公开(公告)号:US20230281763A1
公开(公告)日:2023-09-07
申请号:US18317547
申请日:2023-05-15
Applicant: Adobe Inc.
Inventor: He Zhang , Seyed Morteza Safdarnejad , Yilin Wang , Zijun Wei , Jianming Zhang , Salil Tambe , Brian Price
CPC classification number: G06T5/004 , G06T7/194 , G06N3/08 , G06T3/4046 , G06T2207/20132 , G06T2207/20084 , G06T2207/20081
Abstract: Methods, systems, and non-transitory computer readable storage media are disclosed for utilizing a plurality of neural networks in a multi-branch pipeline to generate image masks for digital images. Specifically, the disclosed system can classify a digital image as a portrait or a non-portrait image.

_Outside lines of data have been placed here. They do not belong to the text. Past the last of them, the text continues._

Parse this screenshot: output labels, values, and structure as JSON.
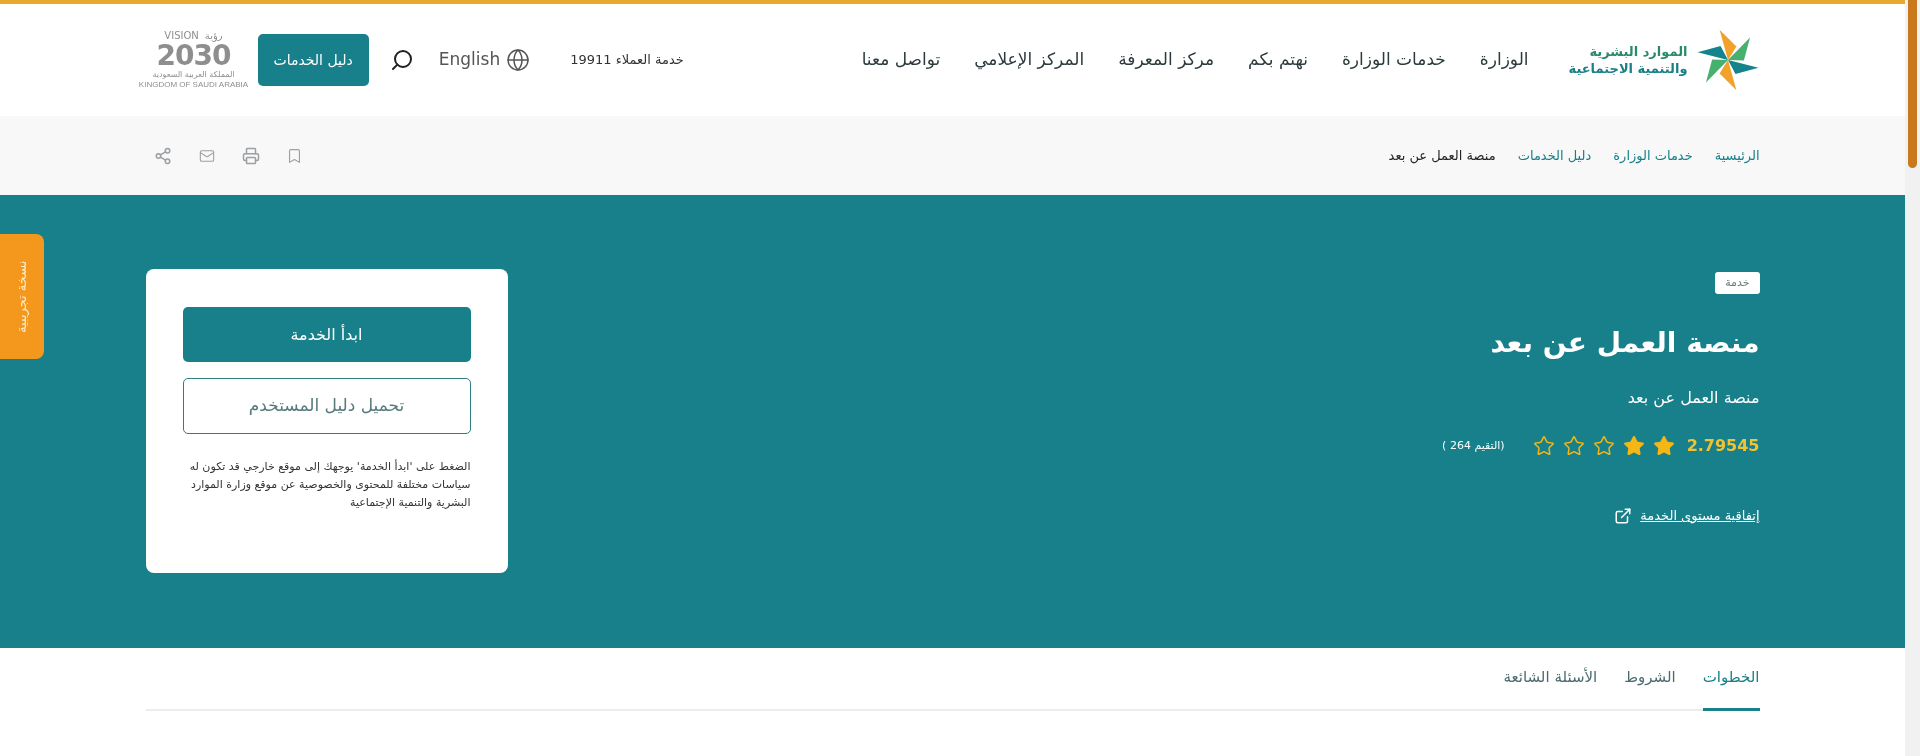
{
  "header": {
    "logo": {
      "lines": [
        "الموارد البشرية",
        "والتنمية الاجتماعية"
      ]
    },
    "nav": [
      "الوزارة",
      "خدمات الوزارة",
      "نهتم بكم",
      "مركز المعرفة",
      "المركز الإعلامي",
      "تواصل معنا"
    ],
    "customer_service": "خدمة العملاء 19911",
    "language": "English",
    "services_button": "دليل الخدمات",
    "vision_logo": {
      "latin": "VISION",
      "arabic": "رؤية",
      "year": "2030",
      "country_arabic": "المملكة العربية السعودية",
      "country_latin": "KINGDOM OF SAUDI ARABIA"
    }
  },
  "breadcrumb": [
    {
      "label": "الرئيسية",
      "current": false
    },
    {
      "label": "خدمات الوزارة",
      "current": false
    },
    {
      "label": "دليل الخدمات",
      "current": false
    },
    {
      "label": "منصة العمل عن بعد",
      "current": true
    }
  ],
  "beta_tab": "نسخة تجريبية",
  "service": {
    "badge": "خدمة",
    "title": "منصة العمل عن بعد",
    "subtitle": "منصة العمل عن بعد",
    "rating": "2.79545",
    "stars": 2,
    "rating_count": "(التقيم 264 )",
    "sla_link": "إتفاقية مستوى الخدمة"
  },
  "action_card": {
    "buttons": [
      {
        "label": "ابدأ الخدمة",
        "kind": "primary"
      },
      {
        "label": "تحميل دليل المستخدم",
        "kind": "outline"
      }
    ],
    "note": "الضغط على 'ابدأ الخدمة' يوجهك إلى موقع خارجي قد تكون له سياسات مختلفة للمحتوى والخصوصية عن موقع وزارة الموارد البشرية والتنمية الإجتماعية"
  },
  "tabs": [
    {
      "label": "الخطوات",
      "selected": true
    },
    {
      "label": "الشروط",
      "selected": false
    },
    {
      "label": "الأسئلة الشائعة",
      "selected": false
    }
  ]
}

Based on classifying a portrait image, the disclosed system can utilize separate neural networks to generate a first mask portion for a portion of the digital image including a defined boundary region and a second mask portion for a portion of the digital image including a blended boundary region. The disclosed system can generate the mask portion for the blended boundary region by utilizing a trimap generation neural network to automatically generate a trimap segmentation including the blended boundary region. The disclosed system can then merge the first mask portion and the second mask portion to generate an image mask for the digital image.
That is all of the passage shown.